祁世骧!

我想你了。

你就用它想的?

我整个人,整个身子都想。它不过是想得最厉害之处。

你怎地说自己小时候是在天宁寺大的?

莫不是将天宁寺换作了百花楼?

祁世骧想到自己小时候与一群大小和尚混作一处,稍大些便扮作大哥,跟着韦保琛去了百花楼。

韦保琛年少狂浪,与诸人寻了那些粉头耍弄,放浪形骸之处着实教他开了眼界。

但那也是在他对她有了念想之后的事。

百花楼之行,不过加剧了他对她渴望。

他想到那许多年自己晨起湿濡的中裤,对她的欲念、不舍与迁怒,几番蹉跎,待明白自己对她的心意,又与她失之交臂。

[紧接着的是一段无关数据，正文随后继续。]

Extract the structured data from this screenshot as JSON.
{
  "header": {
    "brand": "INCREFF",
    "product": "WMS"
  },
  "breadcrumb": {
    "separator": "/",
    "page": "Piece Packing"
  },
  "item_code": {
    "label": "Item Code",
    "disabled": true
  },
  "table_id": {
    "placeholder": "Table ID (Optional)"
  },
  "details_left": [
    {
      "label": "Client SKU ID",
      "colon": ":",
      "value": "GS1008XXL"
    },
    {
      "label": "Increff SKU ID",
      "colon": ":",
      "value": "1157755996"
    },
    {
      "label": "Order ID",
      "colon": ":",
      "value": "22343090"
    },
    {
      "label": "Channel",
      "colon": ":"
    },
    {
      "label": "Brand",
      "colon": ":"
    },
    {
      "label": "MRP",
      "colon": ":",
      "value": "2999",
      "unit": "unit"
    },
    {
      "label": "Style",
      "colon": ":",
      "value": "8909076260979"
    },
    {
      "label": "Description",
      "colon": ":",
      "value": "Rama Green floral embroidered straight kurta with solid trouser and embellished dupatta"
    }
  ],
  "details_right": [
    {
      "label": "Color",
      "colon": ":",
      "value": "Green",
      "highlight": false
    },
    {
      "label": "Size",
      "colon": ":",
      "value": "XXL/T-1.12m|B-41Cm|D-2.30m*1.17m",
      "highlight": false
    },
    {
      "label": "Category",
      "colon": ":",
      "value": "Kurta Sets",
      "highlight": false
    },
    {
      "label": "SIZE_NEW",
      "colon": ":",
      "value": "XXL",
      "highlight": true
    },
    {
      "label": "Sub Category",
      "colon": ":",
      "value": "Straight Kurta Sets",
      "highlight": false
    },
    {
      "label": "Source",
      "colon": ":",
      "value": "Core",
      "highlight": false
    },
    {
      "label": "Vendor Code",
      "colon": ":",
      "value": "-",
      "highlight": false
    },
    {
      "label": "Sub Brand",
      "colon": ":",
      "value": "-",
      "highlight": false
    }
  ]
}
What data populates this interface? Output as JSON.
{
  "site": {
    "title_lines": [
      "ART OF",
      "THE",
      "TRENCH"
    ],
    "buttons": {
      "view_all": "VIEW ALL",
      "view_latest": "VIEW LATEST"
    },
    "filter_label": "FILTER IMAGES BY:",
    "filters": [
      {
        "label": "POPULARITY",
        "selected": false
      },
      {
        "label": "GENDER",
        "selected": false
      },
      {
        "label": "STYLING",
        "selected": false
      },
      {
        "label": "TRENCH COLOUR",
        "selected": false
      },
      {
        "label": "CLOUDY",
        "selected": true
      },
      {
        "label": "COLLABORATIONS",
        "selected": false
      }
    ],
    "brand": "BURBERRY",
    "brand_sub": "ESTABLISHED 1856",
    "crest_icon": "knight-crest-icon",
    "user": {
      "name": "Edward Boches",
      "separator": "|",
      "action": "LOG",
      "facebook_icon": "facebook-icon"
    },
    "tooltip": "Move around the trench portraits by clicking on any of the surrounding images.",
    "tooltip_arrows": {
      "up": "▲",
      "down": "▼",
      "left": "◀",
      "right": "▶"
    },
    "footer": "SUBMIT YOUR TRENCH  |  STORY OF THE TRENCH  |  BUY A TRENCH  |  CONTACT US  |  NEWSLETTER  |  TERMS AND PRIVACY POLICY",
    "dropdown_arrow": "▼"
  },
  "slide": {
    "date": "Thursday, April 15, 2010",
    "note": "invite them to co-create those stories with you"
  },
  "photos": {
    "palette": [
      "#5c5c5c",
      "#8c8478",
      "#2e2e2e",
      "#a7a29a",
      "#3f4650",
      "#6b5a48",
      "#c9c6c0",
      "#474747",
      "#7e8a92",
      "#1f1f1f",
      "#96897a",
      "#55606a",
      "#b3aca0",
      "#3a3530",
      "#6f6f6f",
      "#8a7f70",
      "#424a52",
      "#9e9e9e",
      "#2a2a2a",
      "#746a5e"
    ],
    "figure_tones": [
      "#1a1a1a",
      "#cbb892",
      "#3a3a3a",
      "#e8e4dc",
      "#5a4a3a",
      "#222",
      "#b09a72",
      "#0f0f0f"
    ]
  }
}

他不禁有些委屈,道:是天宁寺或是百花楼又有甚么关系,不过是见着了你,我才开了窍。

我的处子之身还是给你的。

如莺见他又开始胡吣,那双与阿骁一般的凤目中流露出委屈、不足之意,竟教她想到庄子上护院的那只大黄,她抿了唇,忍住笑,道:呸,你知不知羞?

你是个女人么?

你有甚么处子之身?

他见她极力忍笑,想扮个怒脸出来却扮不下去,便腆着脸亲她一口,道:我童男子之身给了你!

你便要对我负责一辈子!

你从小便勾了我的魂,委屈了我这么多年。